Fast becoming one of the most popular sports in the nation, water skiing also has certain aspects of danger. "Skier mishaps" have been consistently listed in the top five types of boating accidents.
Skiing should be a team sport. The team players are the skier, the boat driver and an observer to keep a proper lookout. While the driver watch the traffic, the observer should continuously keep an eye on the skier and relay messages to the driver. The boat should also be equipped with a wide angle rear view mirror so the driver can see the skier.
The water skier should be able to communicate to the towing boat with hand signals. A clear understanding in advance of the desires of the skier will lead to a safer sport. Try not to think for the skier. Let him or her direct the actions of the boat.
When a skier falls, it is important to hold up a water ski. This makes it easier for the tow boat to see you and also notifies other boats in the area that you are in the water.
Do not water ski after dark. It is very dangerous and against the law. Many states have rules regarding when you can water ski. Check for state-specific information if water skiing in an area unfamiliar to you.

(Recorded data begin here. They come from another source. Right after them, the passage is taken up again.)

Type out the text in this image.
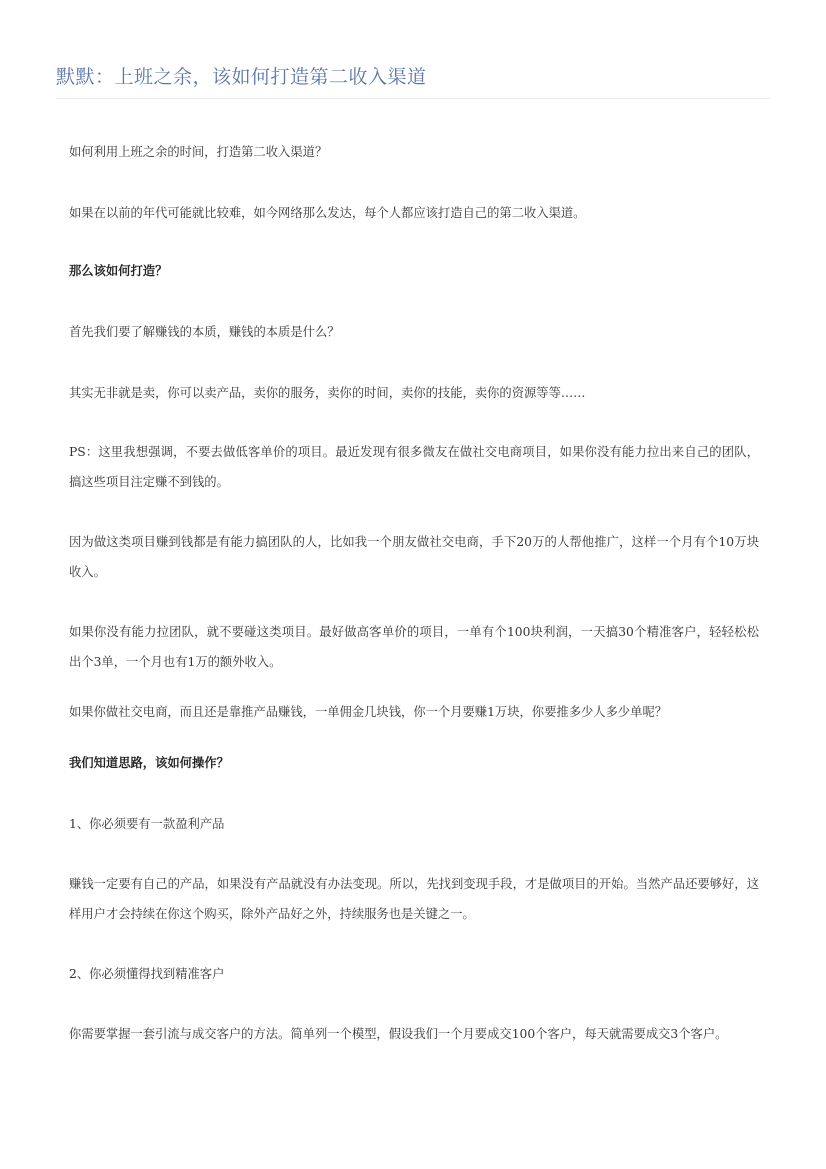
默默：上班之余，该如何打造第二收入渠道

如何利用上班之余的时间，打造第二收入渠道？

如果在以前的年代可能就比较难，如今网络那么发达，每个人都应该打造自己的第二收入渠道。

那么该如何打造？

首先我们要了解赚钱的本质，赚钱的本质是什么？

其实无非就是卖，你可以卖产品，卖你的服务，卖你的时间，卖你的技能，卖你的资源等等……

PS：这里我想强调，不要去做低客单价的项目。最近发现有很多微友在做社交电商项目，如果你没有能力拉出来自己的团队，搞这些项目注定赚不到钱的。

因为做这类项目赚到钱都是有能力搞团队的人，比如我一个朋友做社交电商，手下20万的人帮他推广，这样一个月有个10万块收入。

如果你没有能力拉团队，就不要碰这类项目。最好做高客单价的项目，一单有个100块利润，一天搞30个精准客户，轻轻松松出个3单，一个月也有1万的额外收入。

如果你做社交电商，而且还是靠推产品赚钱，一单佣金几块钱，你一个月要赚1万块，你要推多少人多少单呢？

我们知道思路，该如何操作？

1、你必须要有一款盈利产品

赚钱一定要有自己的产品，如果没有产品就没有办法变现。所以，先找到变现手段，才是做项目的开始。当然产品还要够好，这样用户才会持续在你这个购买，除外产品好之外，持续服务也是关键之一。

2、你必须懂得找到精准客户

你需要掌握一套引流与成交客户的方法。简单列一个模型，假设我们一个月要成交100个客户，每天就需要成交3个客户。
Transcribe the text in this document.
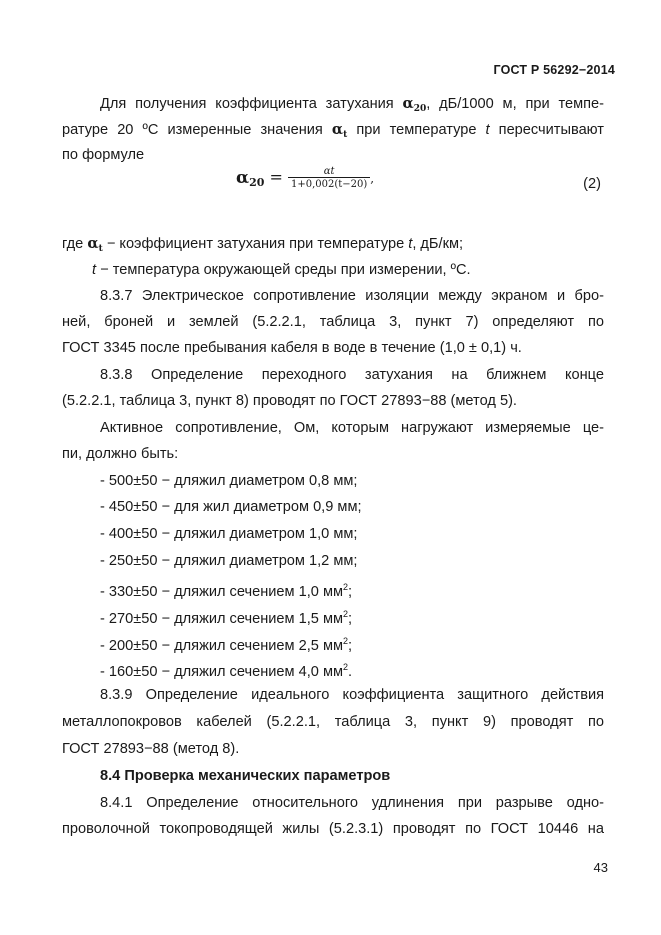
ГОСТ Р 56292−2014
Для получения коэффициента затухания $\alpha_{20}$, дБ/1000 м, при темпе-
ратуре 20 ºС измеренные значения $\alpha_t$ при температуре t пересчитывают
по формуле
$\alpha_{20} = \frac{\alpha t}{1+0,002(t-20)}$ ,	(2)
где $\alpha_t$ − коэффициент затухания при температуре t, дБ/км;
t − температура окружающей среды при измерении, ºС.
8.3.7 Электрическое сопротивление изоляции между экраном и бро-
ней, броней и землей (5.2.2.1, таблица 3, пункт 7) определяют по
ГОСТ 3345 после пребывания кабеля в воде в течение (1,0 ± 0,1) ч.
8.3.8 Определение переходного затухания на ближнем конце
(5.2.2.1, таблица 3, пункт 8) проводят по ГОСТ 27893−88 (метод 5).
Активное сопротивление, Ом, которым нагружают измеряемые це-
пи, должно быть:
- 500±50 − дляжил диаметром 0,8 мм;
- 450±50 − для жил диаметром 0,9 мм;
- 400±50 − дляжил диаметром 1,0 мм;
- 250±50 − дляжил диаметром 1,2 мм;
- 330±50 − дляжил сечением 1,0 $мм^2$;
- 270±50 − дляжил сечением 1,5 $мм^2$;
- 200±50 − дляжил сечением 2,5 $мм^2$;
- 160±50 − дляжил сечением 4,0 $мм^2$.
8.3.9 Определение идеального коэффициента защитного действия
металлопокровов кабелей (5.2.2.1, таблица 3, пункт 9) проводят по
ГОСТ 27893−88 (метод 8).
8.4 Проверка механических параметров
8.4.1 Определение относительного удлинения при разрыве одно-
проволочной токопроводящей жилы (5.2.3.1) проводят по ГОСТ 10446 на
43
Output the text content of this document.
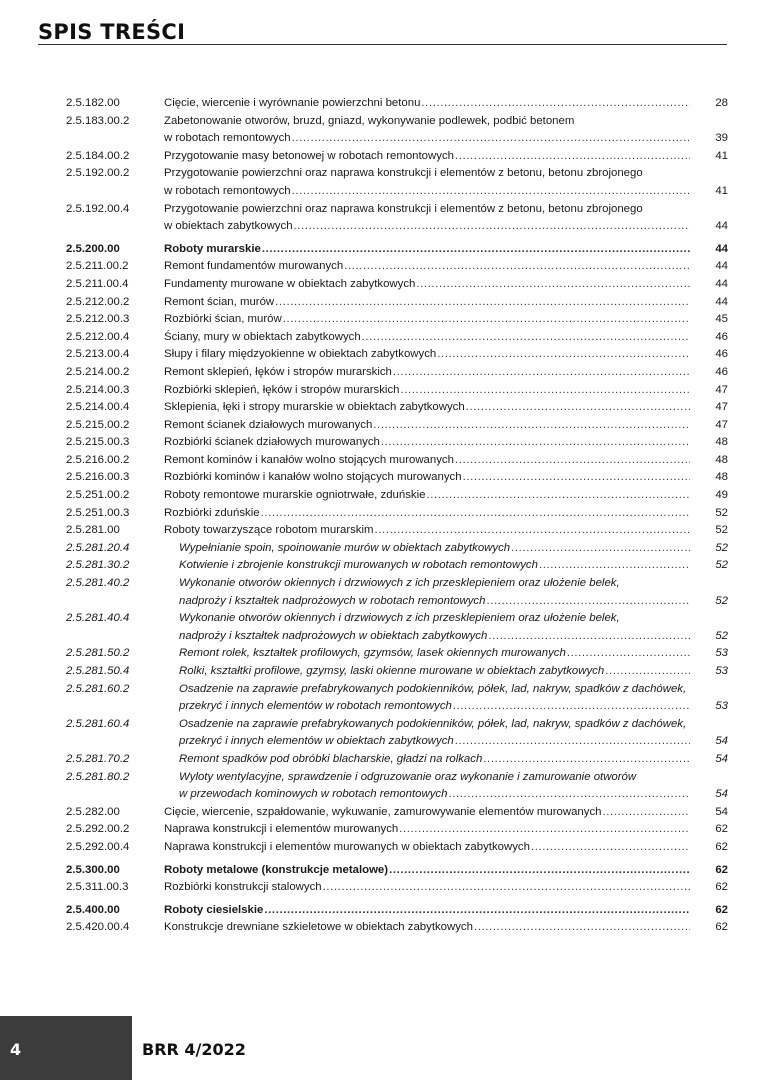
SPIS TREŚCI
2.5.182.00	Cięcie, wiercenie i wyrównanie powierzchni betonu .....	28
2.5.183.00.2	Zabetonowanie otworów, bruzd, gniazd, wykonywanie podlewek, podbić betonem
w robotach remontowych .....	39
2.5.184.00.2	Przygotowanie masy betonowej w robotach remontowych .....	41
2.5.192.00.2	Przygotowanie powierzchni oraz naprawa konstrukcji i elementów z betonu, betonu zbrojonego
w robotach remontowych .....	41
2.5.192.00.4	Przygotowanie powierzchni oraz naprawa konstrukcji i elementów z betonu, betonu zbrojonego
w obiektach zabytkowych .....	44
2.5.200.00	Roboty murarskie .....	44
2.5.211.00.2	Remont fundamentów murowanych .....	44
2.5.211.00.4	Fundamenty murowane w obiektach zabytkowych .....	44
2.5.212.00.2	Remont ścian, murów .....	44
2.5.212.00.3	Rozbiórki ścian, murów .....	45
2.5.212.00.4	Ściany, mury w obiektach zabytkowych .....	46
2.5.213.00.4	Słupy i filary międzyokienne w obiektach zabytkowych .....	46
2.5.214.00.2	Remont sklepień, łęków i stropów murarskich .....	46
2.5.214.00.3	Rozbiórki sklepień, łęków i stropów murarskich .....	47
2.5.214.00.4	Sklepienia, łęki i stropy murarskie w obiektach zabytkowych .....	47
2.5.215.00.2	Remont ścianek działowych murowanych .....	47
2.5.215.00.3	Rozbiórki ścianek działowych murowanych .....	48
2.5.216.00.2	Remont kominów i kanałów wolno stojących murowanych .....	48
2.5.216.00.3	Rozbiórki kominów i kanałów wolno stojących murowanych .....	48
2.5.251.00.2	Roboty remontowe murarskie ogniotrwałe, zduńskie .....	49
2.5.251.00.3	Rozbiórki zduńskie .....	52
2.5.281.00	Roboty towarzyszące robotom murarskim .....	52
2.5.281.20.4	Wypełnianie spoin, spoinowanie murów w obiektach zabytkowych .....	52
2.5.281.30.2	Kotwienie i zbrojenie konstrukcji murowanych w robotach remontowych .....	52
2.5.281.40.2	Wykonanie otworów okiennych i drzwiowych z ich przesklepieniem oraz ułożenie belek,
nadproży i kształtek nadprożowych w robotach remontowych .....	52
2.5.281.40.4	Wykonanie otworów okiennych i drzwiowych z ich przesklepieniem oraz ułożenie belek,
nadproży i kształtek nadprożowych w obiektach zabytkowych .....	52
2.5.281.50.2	Remont rolek, kształtek profilowych, gzymsów, lasek okiennych murowanych .....	53
2.5.281.50.4	Rolki, kształtki profilowe, gzymsy, laski okienne murowane w obiektach zabytkowych .....	53
2.5.281.60.2	Osadzenie na zaprawie prefabrykowanych podokienników, półek, lad, nakryw, spadków z dachówek,
przekryć i innych elementów w robotach remontowych .....	53
2.5.281.60.4	Osadzenie na zaprawie prefabrykowanych podokienników, półek, lad, nakryw, spadków z dachówek,
przekryć i innych elementów w obiektach zabytkowych .....	54
2.5.281.70.2	Remont spadków pod obróbki blacharskie, gładzi na rolkach .....	54
2.5.281.80.2	Wyloty wentylacyjne, sprawdzenie i odgruzowanie oraz wykonanie i zamurowanie otworów
w przewodach kominowych w robotach remontowych .....	54
2.5.282.00	Cięcie, wiercenie, szpałdowanie, wykuwanie, zamurowywanie elementów murowanych .....	54
2.5.292.00.2	Naprawa konstrukcji i elementów murowanych .....	62
2.5.292.00.4	Naprawa konstrukcji i elementów murowanych w obiektach zabytkowych .....	62
2.5.300.00	Roboty metalowe (konstrukcje metalowe) .....	62
2.5.311.00.3	Rozbiórki konstrukcji stalowych .....	62
2.5.400.00	Roboty ciesielskie .....	62
2.5.420.00.4	Konstrukcje drewniane szkieletowe w obiektach zabytkowych .....	62
4	BRR 4/2022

Another popular water sport is "Tubing" or being pulled behind the boat with various "towable devices." Tubes and towable devices come in a wide range of shapes and sizes. While the exhilaration of being pulled behind the boat can be great fun, the boat operator and those being towed need to be aware of many safety issues.
The following are tips to fun and safe towing:
Be extremely mindful of the slingshot effect. That is when the boat makes a sudden turn and the towable device continues in the same direction, crosses the wake and may be subject to hitting objects in the water.